In February, ESPN released a feature titled The Great Analytics Rankings. In it they rated every major US sports franchise on its “analytics staff, its buy-in from execs and coaches, its investment in biometric data and how much its approach is predicated on analytics,” producing a top 10, bottom 10 and headline assessment of each team.
At a professional sports club it would be difficult to perform a similarly comprehensive overview of the competition, but there are enough rumours and ongoing knowledge exchange to at least hazard a guess.
So grab a flipchart and pen and title the page with an area of operations. It might be “Analytics”, but it could easily be “Recruitment”, “Youth Development”, “Succession Planning” or “Fan Engagement”. Then, start to make a list – maybe of clubs in your league, country, or of teams you consider to be direct competition – from top to bottom, the best to the worst in that area. Identify where your team ranks, and how far ahead a theoretical “perfect club” would be.
It might look something like this:
In this fictitious example, we are furthest behind the top-ranked teams in the area of medical, but the biggest industry opportunity is in analytics, given that the best club (Club A) is far from having the theoretical perfect operation in this area. In youth development, despite being one of the industry leaders, there’s still plenty of headroom for even the best teams to improve.
Given finite resources, the choice then becomes:
- should we attempt catch up with our competitors by improving in areas where we are weak? Or
- should we attempt to gain a competitive advantage by improving in areas where our competitors are weak?

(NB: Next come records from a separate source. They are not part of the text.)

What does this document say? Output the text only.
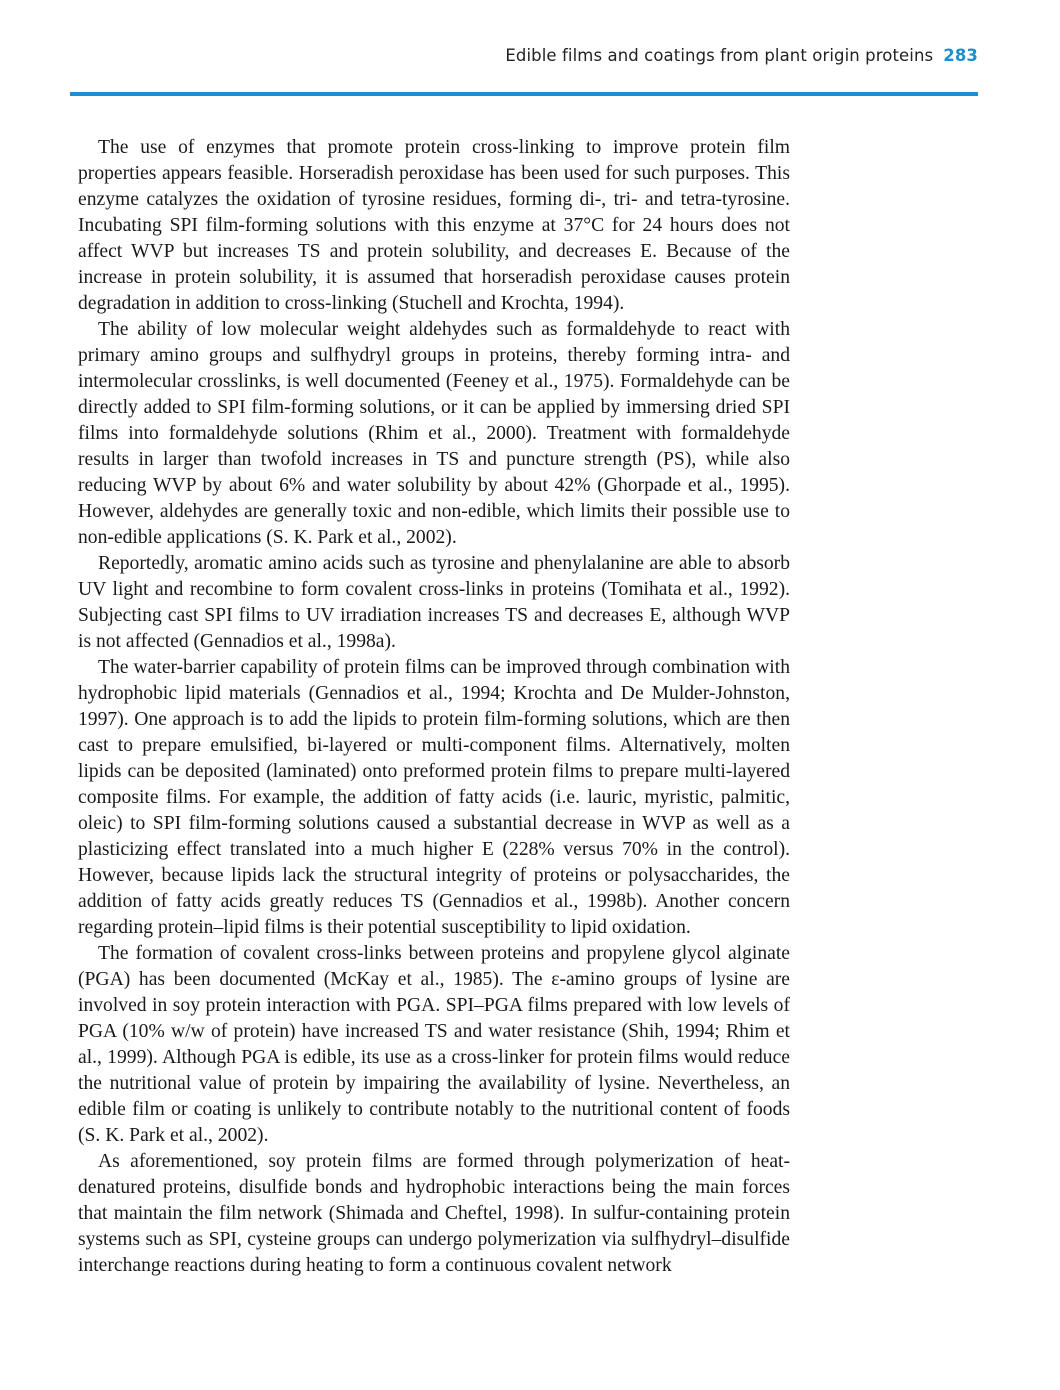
Edible films and coatings from plant origin proteins 283

The use of enzymes that promote protein cross-linking to improve protein film properties appears feasible. Horseradish peroxidase has been used for such purposes. This enzyme catalyzes the oxidation of tyrosine residues, forming di-, tri- and tetra-tyrosine. Incubating SPI film-forming solutions with this enzyme at 37°C for 24 hours does not affect WVP but increases TS and protein solubility, and decreases E. Because of the increase in protein solubility, it is assumed that horseradish peroxidase causes protein degradation in addition to cross-linking (Stuchell and Krochta, 1994).

The ability of low molecular weight aldehydes such as formaldehyde to react with primary amino groups and sulfhydryl groups in proteins, thereby forming intra- and intermolecular crosslinks, is well documented (Feeney et al., 1975). Formaldehyde can be directly added to SPI film-forming solutions, or it can be applied by immersing dried SPI films into formaldehyde solutions (Rhim et al., 2000). Treatment with formaldehyde results in larger than twofold increases in TS and puncture strength (PS), while also reducing WVP by about 6% and water solubility by about 42% (Ghorpade et al., 1995). However, aldehydes are generally toxic and non-edible, which limits their possible use to non-edible applications (S. K. Park et al., 2002).

Reportedly, aromatic amino acids such as tyrosine and phenylalanine are able to absorb UV light and recombine to form covalent cross-links in proteins (Tomihata et al., 1992). Subjecting cast SPI films to UV irradiation increases TS and decreases E, although WVP is not affected (Gennadios et al., 1998a).

The water-barrier capability of protein films can be improved through combination with hydrophobic lipid materials (Gennadios et al., 1994; Krochta and De Mulder-Johnston, 1997). One approach is to add the lipids to protein film-forming solutions, which are then cast to prepare emulsified, bi-layered or multi-component films. Alternatively, molten lipids can be deposited (laminated) onto preformed protein films to prepare multi-layered composite films. For example, the addition of fatty acids (i.e. lauric, myristic, palmitic, oleic) to SPI film-forming solutions caused a substantial decrease in WVP as well as a plasticizing effect translated into a much higher E (228% versus 70% in the control). However, because lipids lack the structural integrity of proteins or polysaccharides, the addition of fatty acids greatly reduces TS (Gennadios et al., 1998b). Another concern regarding protein–lipid films is their potential susceptibility to lipid oxidation.

The formation of covalent cross-links between proteins and propylene glycol alginate (PGA) has been documented (McKay et al., 1985). The ε-amino groups of lysine are involved in soy protein interaction with PGA. SPI–PGA films prepared with low levels of PGA (10% w/w of protein) have increased TS and water resistance (Shih, 1994; Rhim et al., 1999). Although PGA is edible, its use as a cross-linker for protein films would reduce the nutritional value of protein by impairing the availability of lysine. Nevertheless, an edible film or coating is unlikely to contribute notably to the nutritional content of foods (S. K. Park et al., 2002).

As aforementioned, soy protein films are formed through polymerization of heat-denatured proteins, disulfide bonds and hydrophobic interactions being the main forces that maintain the film network (Shimada and Cheftel, 1998). In sulfur-containing protein systems such as SPI, cysteine groups can undergo polymerization via sulfhydryl–disulfide interchange reactions during heating to form a continuous covalent network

There is, of course, no correct answer – different areas will also have different and unpredictable levels of impact on first-team performance – but at the very least this exercise can help us understand if we’re neglecting areas where the marginal gains could be massive, or overspending in areas where each extra dollar has a near-negligible effect.
Perhaps even pin the ranking to the office wall, and see where you lie in six months time.